私自身、キャリアコンサルタントとして、「会社やプロジェクトの方針で、新しい技術を身に付けられない」と悩んでいるITエンジニアからの相談を受けることが少なくありません。
しかし、「新しい技術」であれば何でもいいのでしょうか? これまでに身に付けた「古い技術」は、何の役にも立たないのでしょうか?
もちろんそんなことはありません。今回は、汎用機のシステム開発を行うITエンジニアが、その経験を大いに生かしてキャリアチェンジ転職に成功した例を紹介したいと思います。
■汎用機エンジニアの山根さん
山根さん(仮名)は30歳のITエンジニア。私が会ったときには、新卒で入社して8年目でした。それまで一環して、汎用機によるシステム開発に従事していました。
学生時代の就職活動では大手メーカーや金融機関を片っ端から受けたそうです。しかし不景気だったこともあって思うような結果を出せず、知人の紹介でソフトハウスであるA社に入社したとのことでした。
A社は社員数50人ほどの、3〜4次請けの立場での開発案件を中心に扱う会社です。組織立った教育制度のようなものはありませんでした。学生時代、経済学を専攻していた山根さんは、プログラムのイロハから始め、実務を通じて基礎知識を学んだのでした。
もともと学習意欲の高い山根さんは、貪欲に技術知識、業務知識を身に付けました。入社5年目からは、1つのサブシステムのリーダーを任されるようになりました。メンバーは1〜2人と決して多くはありませんでしたが、山根さんは士気の高いチームをつくることに充実感を覚え、着実にキャリアアップしていました。
■会社の業績不振のため、転職を考える
そんな山根さんに転機がやってきたのは半年前のことです。原因はA社の業績不振でした。

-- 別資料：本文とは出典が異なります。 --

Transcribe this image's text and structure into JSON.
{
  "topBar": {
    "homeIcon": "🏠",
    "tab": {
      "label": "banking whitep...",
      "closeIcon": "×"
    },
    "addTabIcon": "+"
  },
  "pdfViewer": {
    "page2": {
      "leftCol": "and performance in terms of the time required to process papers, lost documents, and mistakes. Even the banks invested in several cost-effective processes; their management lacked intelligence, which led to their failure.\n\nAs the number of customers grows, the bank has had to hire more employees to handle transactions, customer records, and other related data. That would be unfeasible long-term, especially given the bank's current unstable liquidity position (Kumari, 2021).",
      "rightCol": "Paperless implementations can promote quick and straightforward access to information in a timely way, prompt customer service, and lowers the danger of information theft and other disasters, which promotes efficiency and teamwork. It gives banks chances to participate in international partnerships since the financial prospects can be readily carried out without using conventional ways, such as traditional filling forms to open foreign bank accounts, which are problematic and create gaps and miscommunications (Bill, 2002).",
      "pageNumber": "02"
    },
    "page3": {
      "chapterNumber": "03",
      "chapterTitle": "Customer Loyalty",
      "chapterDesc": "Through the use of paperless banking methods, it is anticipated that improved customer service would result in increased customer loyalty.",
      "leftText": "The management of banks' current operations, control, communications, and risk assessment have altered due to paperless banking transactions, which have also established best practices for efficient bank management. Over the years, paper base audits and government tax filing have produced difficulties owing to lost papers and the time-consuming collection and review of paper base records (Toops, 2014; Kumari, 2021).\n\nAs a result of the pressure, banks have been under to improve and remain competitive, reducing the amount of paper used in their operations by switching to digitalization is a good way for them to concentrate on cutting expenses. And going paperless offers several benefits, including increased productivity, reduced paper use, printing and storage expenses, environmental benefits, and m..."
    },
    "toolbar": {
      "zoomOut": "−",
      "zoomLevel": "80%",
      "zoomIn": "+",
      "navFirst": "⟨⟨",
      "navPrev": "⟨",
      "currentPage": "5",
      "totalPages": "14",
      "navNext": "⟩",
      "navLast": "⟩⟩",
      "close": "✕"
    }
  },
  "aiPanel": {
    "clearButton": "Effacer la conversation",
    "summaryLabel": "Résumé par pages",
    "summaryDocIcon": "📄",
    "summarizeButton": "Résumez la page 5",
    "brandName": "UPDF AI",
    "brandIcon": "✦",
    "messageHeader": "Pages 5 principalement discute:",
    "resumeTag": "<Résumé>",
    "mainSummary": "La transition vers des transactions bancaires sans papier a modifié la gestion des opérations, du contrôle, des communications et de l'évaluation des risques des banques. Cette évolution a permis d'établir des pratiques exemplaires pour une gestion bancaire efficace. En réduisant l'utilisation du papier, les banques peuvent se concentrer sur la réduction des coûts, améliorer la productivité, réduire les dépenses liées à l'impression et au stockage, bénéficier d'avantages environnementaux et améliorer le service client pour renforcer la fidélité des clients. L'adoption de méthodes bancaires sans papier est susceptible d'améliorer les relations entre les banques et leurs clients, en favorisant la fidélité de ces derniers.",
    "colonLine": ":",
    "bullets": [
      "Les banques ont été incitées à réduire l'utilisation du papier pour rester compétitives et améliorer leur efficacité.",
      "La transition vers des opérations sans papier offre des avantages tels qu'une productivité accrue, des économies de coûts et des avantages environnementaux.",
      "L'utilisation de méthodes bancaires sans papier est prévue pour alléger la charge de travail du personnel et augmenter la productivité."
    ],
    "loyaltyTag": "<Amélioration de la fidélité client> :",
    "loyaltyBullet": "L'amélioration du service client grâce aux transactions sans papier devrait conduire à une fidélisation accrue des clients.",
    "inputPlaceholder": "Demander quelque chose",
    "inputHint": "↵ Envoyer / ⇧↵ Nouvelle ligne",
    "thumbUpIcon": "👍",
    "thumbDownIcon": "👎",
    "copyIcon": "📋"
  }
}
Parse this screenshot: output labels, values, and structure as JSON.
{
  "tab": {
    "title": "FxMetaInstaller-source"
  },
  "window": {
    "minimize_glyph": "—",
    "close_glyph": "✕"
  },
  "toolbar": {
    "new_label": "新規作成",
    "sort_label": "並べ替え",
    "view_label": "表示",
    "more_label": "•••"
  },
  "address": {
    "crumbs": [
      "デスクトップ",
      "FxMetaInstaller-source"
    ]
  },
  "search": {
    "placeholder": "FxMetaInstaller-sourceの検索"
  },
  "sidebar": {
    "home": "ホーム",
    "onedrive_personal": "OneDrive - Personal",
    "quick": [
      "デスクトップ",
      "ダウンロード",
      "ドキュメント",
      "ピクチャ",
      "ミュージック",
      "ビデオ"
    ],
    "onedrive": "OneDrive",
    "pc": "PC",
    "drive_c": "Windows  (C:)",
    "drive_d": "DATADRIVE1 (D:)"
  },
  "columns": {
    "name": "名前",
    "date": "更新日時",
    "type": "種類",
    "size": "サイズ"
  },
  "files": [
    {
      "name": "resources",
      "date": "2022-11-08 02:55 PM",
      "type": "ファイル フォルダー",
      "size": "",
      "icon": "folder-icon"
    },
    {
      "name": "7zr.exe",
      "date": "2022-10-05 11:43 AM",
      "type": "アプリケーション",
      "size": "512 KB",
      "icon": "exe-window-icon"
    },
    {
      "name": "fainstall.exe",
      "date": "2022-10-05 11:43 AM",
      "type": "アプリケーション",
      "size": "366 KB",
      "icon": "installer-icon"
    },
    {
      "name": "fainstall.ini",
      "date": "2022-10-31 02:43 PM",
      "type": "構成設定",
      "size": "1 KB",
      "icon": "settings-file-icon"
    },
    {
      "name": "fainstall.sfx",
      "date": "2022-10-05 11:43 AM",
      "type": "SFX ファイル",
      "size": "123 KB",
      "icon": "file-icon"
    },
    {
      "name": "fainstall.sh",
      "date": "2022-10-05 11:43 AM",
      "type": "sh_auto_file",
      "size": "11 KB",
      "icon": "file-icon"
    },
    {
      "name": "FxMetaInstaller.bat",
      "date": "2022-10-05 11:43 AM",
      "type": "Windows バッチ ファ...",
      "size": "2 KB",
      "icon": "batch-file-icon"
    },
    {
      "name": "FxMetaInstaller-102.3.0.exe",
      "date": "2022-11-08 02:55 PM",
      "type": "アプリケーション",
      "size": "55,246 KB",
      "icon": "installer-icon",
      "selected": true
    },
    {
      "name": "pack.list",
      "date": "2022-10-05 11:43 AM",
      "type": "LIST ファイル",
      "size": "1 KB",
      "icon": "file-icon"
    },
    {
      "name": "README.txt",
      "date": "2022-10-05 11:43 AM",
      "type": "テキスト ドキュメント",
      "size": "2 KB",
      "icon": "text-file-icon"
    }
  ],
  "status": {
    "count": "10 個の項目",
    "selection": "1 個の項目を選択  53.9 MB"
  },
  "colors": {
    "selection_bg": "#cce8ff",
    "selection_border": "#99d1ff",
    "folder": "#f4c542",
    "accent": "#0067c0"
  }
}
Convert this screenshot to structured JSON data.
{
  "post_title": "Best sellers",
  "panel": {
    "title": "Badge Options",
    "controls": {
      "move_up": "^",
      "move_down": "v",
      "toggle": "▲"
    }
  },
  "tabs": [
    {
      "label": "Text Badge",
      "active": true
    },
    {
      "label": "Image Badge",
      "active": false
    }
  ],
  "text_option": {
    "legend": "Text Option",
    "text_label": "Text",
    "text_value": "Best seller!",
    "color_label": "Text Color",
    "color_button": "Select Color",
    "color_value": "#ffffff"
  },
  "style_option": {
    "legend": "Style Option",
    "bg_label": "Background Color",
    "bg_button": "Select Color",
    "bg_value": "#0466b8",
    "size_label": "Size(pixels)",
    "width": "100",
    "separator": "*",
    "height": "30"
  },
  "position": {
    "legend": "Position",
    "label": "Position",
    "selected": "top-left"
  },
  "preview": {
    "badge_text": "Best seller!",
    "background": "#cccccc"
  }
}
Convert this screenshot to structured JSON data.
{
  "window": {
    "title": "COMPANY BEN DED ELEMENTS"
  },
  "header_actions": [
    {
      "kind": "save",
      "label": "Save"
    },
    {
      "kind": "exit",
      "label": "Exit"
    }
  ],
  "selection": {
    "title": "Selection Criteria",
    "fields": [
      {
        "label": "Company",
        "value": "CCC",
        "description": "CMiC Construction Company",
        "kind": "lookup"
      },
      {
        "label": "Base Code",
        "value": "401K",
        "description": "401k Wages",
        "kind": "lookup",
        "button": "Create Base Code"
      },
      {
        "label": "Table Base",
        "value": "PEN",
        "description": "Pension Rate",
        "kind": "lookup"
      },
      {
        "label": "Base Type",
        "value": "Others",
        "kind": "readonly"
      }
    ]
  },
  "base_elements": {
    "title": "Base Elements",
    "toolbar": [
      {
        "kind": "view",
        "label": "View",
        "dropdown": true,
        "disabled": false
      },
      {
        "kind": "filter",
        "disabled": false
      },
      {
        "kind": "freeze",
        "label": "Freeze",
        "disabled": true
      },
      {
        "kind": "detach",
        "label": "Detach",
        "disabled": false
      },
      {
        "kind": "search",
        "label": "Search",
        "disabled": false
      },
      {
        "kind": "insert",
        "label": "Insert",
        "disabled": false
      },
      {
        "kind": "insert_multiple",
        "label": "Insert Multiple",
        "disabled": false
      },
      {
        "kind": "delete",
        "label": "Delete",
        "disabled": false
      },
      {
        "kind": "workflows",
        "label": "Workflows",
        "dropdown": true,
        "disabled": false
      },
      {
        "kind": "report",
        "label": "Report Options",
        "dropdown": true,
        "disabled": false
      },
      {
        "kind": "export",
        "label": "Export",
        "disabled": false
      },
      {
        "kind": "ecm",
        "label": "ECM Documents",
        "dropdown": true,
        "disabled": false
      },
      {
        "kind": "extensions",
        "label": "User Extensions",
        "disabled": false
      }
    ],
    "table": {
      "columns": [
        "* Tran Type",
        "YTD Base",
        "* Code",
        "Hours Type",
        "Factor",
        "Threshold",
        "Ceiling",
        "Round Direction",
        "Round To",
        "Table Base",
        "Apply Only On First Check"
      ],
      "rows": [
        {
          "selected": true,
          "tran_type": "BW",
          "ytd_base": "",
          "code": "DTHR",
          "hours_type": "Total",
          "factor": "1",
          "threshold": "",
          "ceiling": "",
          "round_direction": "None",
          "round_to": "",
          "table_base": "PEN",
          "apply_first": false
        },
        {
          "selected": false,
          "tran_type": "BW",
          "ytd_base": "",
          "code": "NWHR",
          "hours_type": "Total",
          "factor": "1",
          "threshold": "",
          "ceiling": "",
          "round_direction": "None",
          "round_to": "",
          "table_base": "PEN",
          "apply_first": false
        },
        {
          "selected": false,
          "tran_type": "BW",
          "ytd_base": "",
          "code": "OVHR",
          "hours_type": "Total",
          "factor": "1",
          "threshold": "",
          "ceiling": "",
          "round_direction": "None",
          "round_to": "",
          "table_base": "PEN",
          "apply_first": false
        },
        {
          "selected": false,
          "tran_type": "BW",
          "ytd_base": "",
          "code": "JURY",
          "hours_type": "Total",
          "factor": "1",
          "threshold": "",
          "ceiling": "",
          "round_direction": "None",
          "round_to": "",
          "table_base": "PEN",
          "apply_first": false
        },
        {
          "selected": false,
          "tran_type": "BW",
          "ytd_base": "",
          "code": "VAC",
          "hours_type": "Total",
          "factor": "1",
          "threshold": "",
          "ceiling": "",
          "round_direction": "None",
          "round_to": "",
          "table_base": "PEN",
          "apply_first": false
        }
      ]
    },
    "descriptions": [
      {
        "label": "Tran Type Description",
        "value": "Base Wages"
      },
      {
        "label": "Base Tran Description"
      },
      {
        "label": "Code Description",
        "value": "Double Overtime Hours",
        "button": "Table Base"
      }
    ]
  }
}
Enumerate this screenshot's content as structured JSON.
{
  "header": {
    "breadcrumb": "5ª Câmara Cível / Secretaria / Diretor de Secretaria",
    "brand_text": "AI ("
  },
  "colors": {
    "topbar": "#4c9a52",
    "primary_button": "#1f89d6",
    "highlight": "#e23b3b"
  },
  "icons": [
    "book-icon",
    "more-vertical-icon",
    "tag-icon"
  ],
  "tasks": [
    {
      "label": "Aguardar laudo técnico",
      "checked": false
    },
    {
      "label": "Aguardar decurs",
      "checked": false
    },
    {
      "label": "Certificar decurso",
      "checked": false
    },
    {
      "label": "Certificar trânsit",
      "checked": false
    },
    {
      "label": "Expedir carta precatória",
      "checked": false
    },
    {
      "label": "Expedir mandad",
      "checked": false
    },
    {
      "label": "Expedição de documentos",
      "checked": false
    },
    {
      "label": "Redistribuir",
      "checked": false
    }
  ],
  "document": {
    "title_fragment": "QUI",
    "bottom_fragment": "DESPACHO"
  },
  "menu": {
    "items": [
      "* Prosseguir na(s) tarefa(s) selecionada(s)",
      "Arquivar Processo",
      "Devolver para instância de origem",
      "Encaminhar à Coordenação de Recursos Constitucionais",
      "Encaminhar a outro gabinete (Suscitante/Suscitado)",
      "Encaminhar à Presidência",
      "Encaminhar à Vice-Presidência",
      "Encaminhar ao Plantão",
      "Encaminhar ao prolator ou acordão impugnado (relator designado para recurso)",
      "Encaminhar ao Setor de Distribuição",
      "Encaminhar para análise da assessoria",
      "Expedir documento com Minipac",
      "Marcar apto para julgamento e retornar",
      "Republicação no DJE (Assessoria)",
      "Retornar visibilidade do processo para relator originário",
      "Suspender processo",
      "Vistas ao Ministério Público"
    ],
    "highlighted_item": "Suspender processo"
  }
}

A社の社長はメーカー系システムインテグレータ(SIer)の出身であり、当時の人脈によって、それまで安定して案件を得ていました。しかし、クライアントである精密機器メーカーが社内システムの海外へのアウトソーシングを決定したため、定期的な案件の受注が困難になってしまったのです。
年間4カ月分支給されるはずのボーナスはカットされ、給与の遅配も始まりました。従業員の将来を気遣ってか、普段は気の強い社長自らが転職活動を勧め始めたのです。
■オープン系へのキャリアチェンジを計画
この機会をとらえ、山根さんはオープン系システム開発エンジニアへのキャリアチェンジを計画しました。
山根さんは、汎用機による開発経験しかないことをコンプレックスに感じていました。職場では、山根さんより5歳若いオープン系の開発経験のある後輩が「仕事ができる人!」と周りのITエンジニアからチヤホヤされています。「汎用機にしか触れたことがない自分。そのうち仕事がなくなるのではないか?」と、肩身の狭い思いをしていたのです。
キャリアチェンジを目指して転職活動を始めた山根さんですが、そう簡単に良い結果を得ることはできませんでした。面接を受けた企業のほとんどで、「年収はダウンするけど大丈夫?」と聞かれたそうです。簡単には承諾できないような大幅なダウンだったそうです。現在の生活や将来のことを考えると、とても厳しい条件が提示されていたのでした。